A través de un trabajo incansable y un orgullo inquebrantable, se elevó para convertirse en el jefe de antigüedades de Egipto, la máxima autoridad sobre cada tumba, templo y artefacto del país.

Con su sombrero de ala ancha y su presencia imponente, Jawas no era solo un arqueólogo, era el narrador de Egipto, su defensor y a veces su guardián.

Luchó por mantener los tesoros de Egipto en manos egipcias y se negó a dejar que potencias extranjeras determinaran la historia de sus antepasados.

Para algunos era un héroe, para otros un hombre que protegía la historia con demasiada rigidez.

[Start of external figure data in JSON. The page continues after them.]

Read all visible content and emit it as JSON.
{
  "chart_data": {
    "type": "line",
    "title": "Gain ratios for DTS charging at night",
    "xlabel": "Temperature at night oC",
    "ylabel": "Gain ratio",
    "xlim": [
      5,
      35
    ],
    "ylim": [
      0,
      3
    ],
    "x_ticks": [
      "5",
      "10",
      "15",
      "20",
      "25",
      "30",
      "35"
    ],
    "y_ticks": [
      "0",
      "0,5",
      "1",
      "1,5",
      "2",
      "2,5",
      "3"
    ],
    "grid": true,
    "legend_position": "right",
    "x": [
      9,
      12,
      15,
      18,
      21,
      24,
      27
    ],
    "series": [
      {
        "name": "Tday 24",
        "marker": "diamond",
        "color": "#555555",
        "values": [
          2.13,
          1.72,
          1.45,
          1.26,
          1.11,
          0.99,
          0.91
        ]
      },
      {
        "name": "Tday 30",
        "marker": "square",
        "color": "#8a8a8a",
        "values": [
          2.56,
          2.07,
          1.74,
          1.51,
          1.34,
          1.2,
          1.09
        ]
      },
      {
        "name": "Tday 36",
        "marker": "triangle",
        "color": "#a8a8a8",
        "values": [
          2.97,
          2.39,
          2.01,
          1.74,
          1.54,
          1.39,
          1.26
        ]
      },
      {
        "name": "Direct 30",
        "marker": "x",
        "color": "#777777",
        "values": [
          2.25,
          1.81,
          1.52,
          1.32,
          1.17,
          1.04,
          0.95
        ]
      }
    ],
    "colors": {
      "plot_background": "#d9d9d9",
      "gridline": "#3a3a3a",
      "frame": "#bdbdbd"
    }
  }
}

En el centro de su mundo se erguía la gran esfinge tallada en una sola cresta de piedra caliza de 73 m de largo, 20 m de altura, mirando eternamente hacia el sol naciente.

La mayoría de los eruditos coinciden en que fue construida durante el reinado del faraón Jafra, aproximadamente 2,500 años antes de Cristo.

Sin embargo, a diferencia de las pirámides a su lado, la esfinge no lleva inscripción, nombre de un constructor, ni pista sobre su verdadero propósito.

La primera referencia escrita aparece más de 1000 años después.

El faraón Tutmos afirmó que la esfinge le habló en un sueño y le prometió el trono si despejaba la arena que la sepultaba.

Incluso entonces el monumento ya era antiguo y misterioso, pero el tiempo dejó su propia marca en la esfinge.

Profundas cicatrices verticales grabadas en sus flancos revelaron algo que nadie esperaba.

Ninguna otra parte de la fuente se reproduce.